Everyone will seem to hold their breath, then their lips will flutter in breathless lullaby. Fetid desperation.
You'll notice the Young Woman's eyes are closed, but her eyelids are clear, with fine feathery tufts of translucent hair. You'll recall this trait in waterbirds. Two sets of lids, one for swimming, one for sleep. But the woman will hardly swimming...
"She's beautiful." The Backmound will sigh.
"She is, isn't She?" The Touched Woman will sigh also, the petals of their sighs overlapping.
But she won't be, the woman, not what you would call beautiful. Not at all.
"She is our writer. She made you. And me. She makes everything you say and do, and she loves you very very much. But we mustn't even think about Her, She doesn't like that. We have to play by Her Rules, don't we now? Pay our fare." Touched Woman will say.
The Mundane Man is sobbing.
"Mama, why is he sad."
"He's new, he's not used to Her. Sometimes She must do strange things to us, as She's making us. She's always making us. See how She watches us, that means she's writing you all down. But sometimes there's too much of you, or you aren't as special as you might be, and that's why we have Half Fares."
"Like Teddy?"
"Like Teddy."
"If she loves Teddy why would she do it to him?Why would she make me do it to Teddy if it makes me sad?"
"Just as we are bound to Her, and Her fate, She's bound to someone else, she must entertain them. A Reader. They like us to be hurt, it amuses them. They are bored when we are happy."
"Meanie."
"I know, darling."
The Backmound will look up at you. You'll smile. So much of being a parent is theatrical, you'll think.
"Mama, look! It's me!"
"I know it's you, darling."
"No. On the book. One their book."
You'll look down. Your book.
There will be a hush.
"The Reader," The Mundane Man will say softly.
It will be the wrong bus, that morning.
You'll blurt "I'm not the only one. It's.. printed. There are millions."
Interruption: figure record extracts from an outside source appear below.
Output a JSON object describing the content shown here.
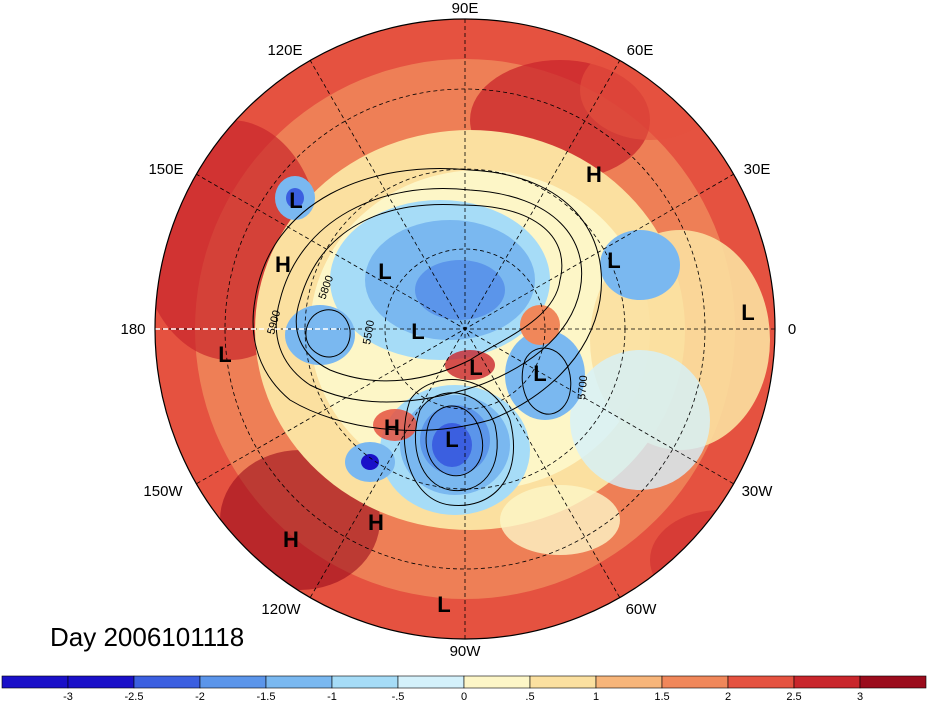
{
  "title": "Day 2006101118",
  "longitude_labels": {
    "e90": "90E",
    "e60": "60E",
    "e30": "30E",
    "e0": "0",
    "w30": "30W",
    "w60": "60W",
    "w90": "90W",
    "w120": "120W",
    "w150": "150W",
    "w180": "180",
    "e150": "150E",
    "e120": "120E"
  },
  "pressure_markers": [
    {
      "name": "H",
      "label": "H"
    },
    {
      "name": "L",
      "label": "L"
    }
  ],
  "contour_labels": {
    "c5800": "5800",
    "c5900": "5900",
    "c5500": "5500",
    "c5700": "5700"
  },
  "colorbar": {
    "ticks": [
      "-3",
      "-2.5",
      "-2",
      "-1.5",
      "-1",
      "-.5",
      "0",
      ".5",
      "1",
      "1.5",
      "2",
      "2.5",
      "3"
    ],
    "colors": [
      "#1a10c8",
      "#3b5fe0",
      "#5b95ea",
      "#7ab8f0",
      "#a6dcf7",
      "#d4f1fb",
      "#fdf6c7",
      "#fbe0a0",
      "#f7b57a",
      "#f0875a",
      "#e55240",
      "#c9262c",
      "#9b0c1c"
    ]
  },
  "colors": {
    "strong_warm": "#c9262c",
    "warm": "#f0875a",
    "neutral": "#fdf6c7",
    "cool": "#7ab8f0",
    "strong_cool": "#1a10c8"
  }
}
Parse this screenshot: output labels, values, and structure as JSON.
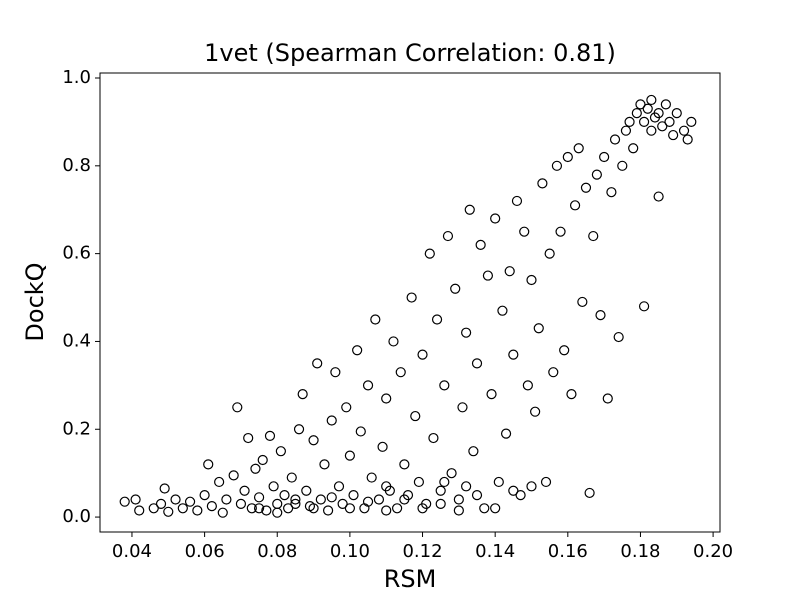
{
  "chart_data": {
    "type": "scatter",
    "title": "1vet (Spearman Correlation: 0.81)",
    "x_label": "RSM",
    "y_label": "DockQ",
    "color": "#000000",
    "x": [
      0.038,
      0.041,
      0.042,
      0.046,
      0.048,
      0.049,
      0.05,
      0.052,
      0.054,
      0.056,
      0.058,
      0.06,
      0.061,
      0.062,
      0.064,
      0.065,
      0.066,
      0.068,
      0.069,
      0.07,
      0.071,
      0.072,
      0.073,
      0.074,
      0.075,
      0.076,
      0.077,
      0.078,
      0.079,
      0.08,
      0.081,
      0.082,
      0.083,
      0.084,
      0.085,
      0.086,
      0.087,
      0.088,
      0.089,
      0.09,
      0.091,
      0.092,
      0.093,
      0.094,
      0.095,
      0.096,
      0.097,
      0.098,
      0.099,
      0.1,
      0.101,
      0.102,
      0.103,
      0.104,
      0.105,
      0.106,
      0.107,
      0.108,
      0.109,
      0.11,
      0.111,
      0.112,
      0.113,
      0.114,
      0.115,
      0.116,
      0.117,
      0.118,
      0.119,
      0.12,
      0.121,
      0.122,
      0.123,
      0.124,
      0.125,
      0.126,
      0.127,
      0.128,
      0.129,
      0.13,
      0.131,
      0.132,
      0.133,
      0.134,
      0.135,
      0.136,
      0.137,
      0.138,
      0.139,
      0.14,
      0.141,
      0.142,
      0.143,
      0.144,
      0.145,
      0.146,
      0.147,
      0.148,
      0.149,
      0.15,
      0.151,
      0.152,
      0.153,
      0.154,
      0.155,
      0.156,
      0.157,
      0.158,
      0.159,
      0.16,
      0.161,
      0.162,
      0.163,
      0.164,
      0.165,
      0.166,
      0.167,
      0.168,
      0.169,
      0.17,
      0.171,
      0.172,
      0.173,
      0.174,
      0.175,
      0.176,
      0.177,
      0.178,
      0.179,
      0.18,
      0.181,
      0.181,
      0.182,
      0.183,
      0.183,
      0.184,
      0.185,
      0.185,
      0.186,
      0.187,
      0.188,
      0.189,
      0.19,
      0.192,
      0.193,
      0.194,
      0.075,
      0.08,
      0.085,
      0.09,
      0.095,
      0.1,
      0.105,
      0.11,
      0.115,
      0.12,
      0.125,
      0.13,
      0.135,
      0.14,
      0.145,
      0.15,
      0.126,
      0.132,
      0.11
    ],
    "values": [
      0.035,
      0.04,
      0.015,
      0.02,
      0.03,
      0.065,
      0.012,
      0.04,
      0.02,
      0.035,
      0.015,
      0.05,
      0.12,
      0.025,
      0.08,
      0.01,
      0.04,
      0.095,
      0.25,
      0.03,
      0.06,
      0.18,
      0.02,
      0.11,
      0.045,
      0.13,
      0.015,
      0.185,
      0.07,
      0.03,
      0.15,
      0.05,
      0.02,
      0.09,
      0.04,
      0.2,
      0.28,
      0.06,
      0.025,
      0.175,
      0.35,
      0.04,
      0.12,
      0.015,
      0.22,
      0.33,
      0.07,
      0.03,
      0.25,
      0.14,
      0.05,
      0.38,
      0.195,
      0.02,
      0.3,
      0.09,
      0.45,
      0.04,
      0.16,
      0.27,
      0.06,
      0.4,
      0.02,
      0.33,
      0.12,
      0.05,
      0.5,
      0.23,
      0.08,
      0.37,
      0.03,
      0.6,
      0.18,
      0.45,
      0.06,
      0.3,
      0.64,
      0.1,
      0.52,
      0.04,
      0.25,
      0.42,
      0.7,
      0.15,
      0.35,
      0.62,
      0.02,
      0.55,
      0.28,
      0.68,
      0.08,
      0.47,
      0.19,
      0.56,
      0.37,
      0.72,
      0.05,
      0.65,
      0.3,
      0.54,
      0.24,
      0.43,
      0.76,
      0.08,
      0.6,
      0.33,
      0.8,
      0.65,
      0.38,
      0.82,
      0.28,
      0.71,
      0.84,
      0.49,
      0.75,
      0.055,
      0.64,
      0.78,
      0.46,
      0.82,
      0.27,
      0.74,
      0.86,
      0.41,
      0.8,
      0.88,
      0.9,
      0.84,
      0.92,
      0.94,
      0.48,
      0.9,
      0.93,
      0.95,
      0.88,
      0.91,
      0.92,
      0.73,
      0.89,
      0.94,
      0.9,
      0.87,
      0.92,
      0.88,
      0.86,
      0.9,
      0.02,
      0.01,
      0.03,
      0.02,
      0.045,
      0.02,
      0.035,
      0.015,
      0.04,
      0.02,
      0.03,
      0.015,
      0.05,
      0.02,
      0.06,
      0.07,
      0.08,
      0.07,
      0.07
    ],
    "xlim": [
      0.0312,
      0.2019
    ],
    "ylim": [
      -0.034,
      1.0114
    ],
    "xticks": [
      0.04,
      0.06,
      0.08,
      {
        "value": 0.1,
        "label": "0.10"
      },
      0.12,
      0.14,
      0.16,
      0.18,
      {
        "value": 0.2,
        "label": "0.20"
      }
    ],
    "yticks": [
      {
        "value": 0,
        "label": "0.0"
      },
      0.2,
      0.4,
      0.6,
      0.8,
      {
        "value": 1,
        "label": "1.0"
      }
    ]
  }
}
"Then we won't miss one, will we?" The Clearly Disturbed Man will muse.
"This is not my bus"
"Then you'll not have the right ticket... will you now?" He'll rasp.
[smack]
**********************************
Hahah. I hate you, and your beautiful metaphors. I really loved this line,
| QUOTE |
| His touch will be cold, bony, nobbled at the knuckles, half a gnarled thumb misplaced in motor mishaps. A network of cracked crevasses and crevices interlace; porous, raw, prawn-red and bug-eyed vein blue. A sweet touch, an abiding touch, firm at the center and thorny deep. |
and you know it turned me on, ooooh baby baby.